Sound can influence a person’s desire to engage, or avoid, a brand by 86%, according to a study by Sentient Decision Science. Humans react quicker to sound than visual. Thirty milliseconds faster, Taite says. “That split-second advantage for sound is vital because it establishes our emotional state and colors our expectations for a brand experience—positive or negative,” he explains.
His company developed the sonic identity for AT&T in 2011. In three years, the mnemonic became the company’s second-most identifiable brand asset after the AT&T Globe. “Not only did their four-note mnemonic express the brand concisely, it also struck an emotional chord with consumers and became instantly recognizable,” Taite says.

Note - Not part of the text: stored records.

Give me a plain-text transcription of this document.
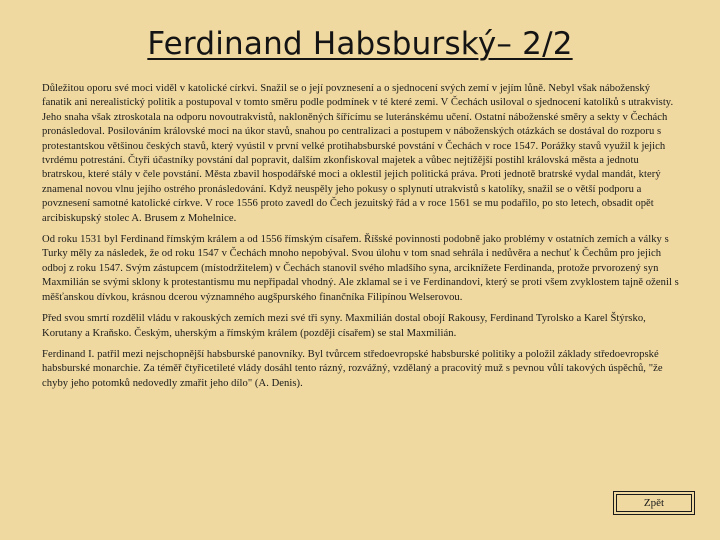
Ferdinand Habsburský– 2/2

Důležitou oporu své moci viděl v katolické církvi. Snažil se o její povznesení a o sjednocení svých zemí v jejím lůně. Nebyl však náboženský fanatik ani nerealistický politik a postupoval v tomto směru podle podmínek v té které zemi. V Čechách usiloval o sjednocení katolíků s utrakvisty. Jeho snaha však ztroskotala na odporu novoutrakvistů, nakloněných šířícímu se luteránskému učení. Ostatní náboženské směry a sekty v Čechách pronásledoval. Posilováním královské moci na úkor stavů, snahou po centralizaci a postupem v náboženských otázkách se dostával do rozporu s protestantskou většinou českých stavů, který vyústil v první velké protihabsburské povstání v Čechách v roce 1547. Porážky stavů využil k jejich tvrdému potrestání. Čtyři účastníky povstání dal popravit, dalším zkonfiskoval majetek a vůbec nejtížější postihl královská města a jednotu bratrskou, které stály v čele povstání. Města zbavil hospodářské moci a oklestil jejich politická práva. Proti jednotě bratrské vydal mandát, který znamenal novou vlnu jejího ostrého pronásledování. Když neuspěly jeho pokusy o splynutí utrakvistů s katolíky, snažil se o větší podporu a povznesení samotné katolické církve. V roce 1556 proto zavedl do Čech jezuitský řád a v roce 1561 se mu podařilo, po sto letech, obsadit opět arcibiskupský stolec A. Brusem z Mohelnice.

Od roku 1531 byl Ferdinand římským králem a od 1556 římským císařem. Říšské povinnosti podobně jako problémy v ostatních zemích a války s Turky měly za následek, že od roku 1547 v Čechách mnoho nepobýval. Svou úlohu v tom snad sehrála i nedůvěra a nechuť k Čechům pro jejich odboj z roku 1547. Svým zástupcem (místodržitelem) v Čechách stanovil svého mladšího syna, arciknížete Ferdinanda, protože prvorozený syn Maxmilián se svými sklony k protestantismu mu nepřipadal vhodný. Ale zklamal se i ve Ferdinandovi, který se proti všem zvyklostem tajně oženil s měšťanskou dívkou, krásnou dcerou významného augšpurského finančníka Filipínou Welserovou.

Před svou smrtí rozdělil vládu v rakouských zemích mezi své tři syny. Maxmilián dostal obojí Rakousy, Ferdinand Tyrolsko a Karel Štýrsko, Korutany a Kraňsko. Českým, uherským a římským králem (později císařem) se stal Maxmilián.

Ferdinand I. patřil mezi nejschopnější habsburské panovníky. Byl tvůrcem středoevropské habsburské politiky a položil základy středoevropské habsburské monarchie. Za téměř čtyřicetileté vlády dosáhl tento rázný, rozvážný, vzdělaný a pracovitý muž s pevnou vůlí takových úspěchů, "že chyby jeho potomků nedovedly zmařit jeho dílo" (A. Denis).

Zpět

Another reason for the increase in sonic branding is the measurability of its impact. Noting that many companies have quadrupled their buys on audio-first platforms since 2019, Taite cites an Ipsos study that showed commercials using sonic branding cues performed eight times higher in recognition and attribution. AdsWizz reported a 238% increase in engagement for commercials using contextualized music.
While the use of sonic branding is certainly on the upside, Veritonic and Ipsos say only 41% of audio advertisers and 8% of TV advertisers are actively using sonic branding.
“It’s not too late for brands to make a sonic impact, even if they’re late to the game,” Taite writes in conclusion. “With even more data to de-risk investment and the growing adoption of audio-driven platforms, we anticipate the demand for sonic branding will continue to grow from nice-to-have to must-have for companies in virtually every industry.”